In precedenza i ricercatori della Sima avevano ipotizzato che il particolato potrebbe anche essere un vettore di trasporto del nuovo coronavirus. E avevano rilevato un collegamento fra numero di contagiati giornalieri e concentrazioni di particolato. La loro indagine, tra le prime a focalizzare sul possibile ruolo dell’inquinamento nella diffusione delle infezioni, tuttavia presentava alcuni limiti. Anche per questo, come sottolineato dagli autori stessi, il condizionale è d’obbligo.
Coronavirus attivo nel particolato? “Implausibile”
Ed è bene ricordare che sul tema del particolato come vettore del coronavirus bisogna procedere con prudenza ed è importante ricordare che questa ipotesi è finora stata scartata da diversi scienziati.
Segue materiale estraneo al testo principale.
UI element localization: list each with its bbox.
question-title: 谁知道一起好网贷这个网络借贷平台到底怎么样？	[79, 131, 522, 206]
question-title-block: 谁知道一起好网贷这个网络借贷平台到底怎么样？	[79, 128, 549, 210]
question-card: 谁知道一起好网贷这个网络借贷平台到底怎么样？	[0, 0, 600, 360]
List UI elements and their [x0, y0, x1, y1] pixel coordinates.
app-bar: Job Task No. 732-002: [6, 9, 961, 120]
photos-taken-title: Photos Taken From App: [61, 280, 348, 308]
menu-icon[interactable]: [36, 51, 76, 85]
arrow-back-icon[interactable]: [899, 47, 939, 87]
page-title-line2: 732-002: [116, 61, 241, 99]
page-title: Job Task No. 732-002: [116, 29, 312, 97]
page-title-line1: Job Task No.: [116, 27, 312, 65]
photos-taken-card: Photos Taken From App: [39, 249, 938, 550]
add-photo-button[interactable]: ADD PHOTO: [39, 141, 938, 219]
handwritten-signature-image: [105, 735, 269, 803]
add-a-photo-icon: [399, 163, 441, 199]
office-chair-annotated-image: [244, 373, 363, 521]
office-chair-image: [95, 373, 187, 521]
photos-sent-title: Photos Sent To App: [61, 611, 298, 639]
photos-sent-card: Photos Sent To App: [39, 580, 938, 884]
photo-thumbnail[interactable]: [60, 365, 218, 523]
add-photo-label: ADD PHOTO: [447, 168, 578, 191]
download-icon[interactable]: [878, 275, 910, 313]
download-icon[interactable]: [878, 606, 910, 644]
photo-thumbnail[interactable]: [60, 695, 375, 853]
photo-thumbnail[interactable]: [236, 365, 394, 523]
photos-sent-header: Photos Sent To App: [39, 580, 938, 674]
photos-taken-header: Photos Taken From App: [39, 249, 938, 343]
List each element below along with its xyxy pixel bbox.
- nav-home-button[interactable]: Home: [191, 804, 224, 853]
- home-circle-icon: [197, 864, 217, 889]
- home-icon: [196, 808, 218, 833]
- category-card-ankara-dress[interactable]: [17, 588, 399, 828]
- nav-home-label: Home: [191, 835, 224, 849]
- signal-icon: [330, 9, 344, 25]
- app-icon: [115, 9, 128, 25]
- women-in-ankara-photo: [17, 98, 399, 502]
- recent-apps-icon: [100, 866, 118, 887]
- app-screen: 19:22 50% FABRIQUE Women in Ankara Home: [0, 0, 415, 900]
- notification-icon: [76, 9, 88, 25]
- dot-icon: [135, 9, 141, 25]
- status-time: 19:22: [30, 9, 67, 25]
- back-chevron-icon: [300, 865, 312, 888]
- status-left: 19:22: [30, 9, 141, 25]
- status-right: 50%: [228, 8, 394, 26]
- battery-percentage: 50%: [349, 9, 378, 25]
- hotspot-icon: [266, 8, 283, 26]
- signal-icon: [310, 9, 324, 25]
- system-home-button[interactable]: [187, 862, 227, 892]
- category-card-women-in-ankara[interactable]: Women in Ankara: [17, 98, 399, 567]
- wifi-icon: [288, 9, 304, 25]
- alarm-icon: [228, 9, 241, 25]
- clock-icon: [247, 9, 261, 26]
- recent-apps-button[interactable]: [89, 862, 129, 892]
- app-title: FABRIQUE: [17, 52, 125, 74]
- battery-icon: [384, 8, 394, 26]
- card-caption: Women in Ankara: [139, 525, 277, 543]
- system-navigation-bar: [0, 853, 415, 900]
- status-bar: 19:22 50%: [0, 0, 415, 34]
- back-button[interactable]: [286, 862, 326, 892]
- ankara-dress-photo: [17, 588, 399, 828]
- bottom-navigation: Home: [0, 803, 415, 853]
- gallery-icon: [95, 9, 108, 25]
Per esempio, in un documento a firma di epidemiologi ed altri esperti delle Agenzie regionali per la protezione ambientale, pubblicato sul sito della Rete italiana ambiente e salute, l’ipotesi viene definita “implausibile”, dato che è improbabile, secondo gli autori, soprattutto all’aperto, che il coronavirus possa “mantenere intatte le sue caratteristiche morfologiche e le sue proprietà infettive anche dopo una permanenza più o meno prolungata nell’ambiente outdoor”. Anche uno studio condotto da due ricercatori dell’Istituto di scienze dell’atmosfera e del clima del Cnr, Daniele Contini e Francesca Costabile, sottolinea che questa ipotesi sembra piuttosto improbabile, dato che non conosciamo le concentrazioni del virus in aria – a Wuhan sono risultate bassissime – e non sappiamo qual è il suo tempo di vita. Per questo, i ricercatori Contini e Costabile concordano sul fatto che “la probabilità di trasmissione con questo meccanismo in outdoor sembra essere molto bassa. Mentre vi può ovviamente esserci una maggiore probabilità in specifici ambienti indoor, come ospedali e aree in cui i pazienti sono messi in quarantena, o mezzi pubblici in cui viaggino molti contagiati”.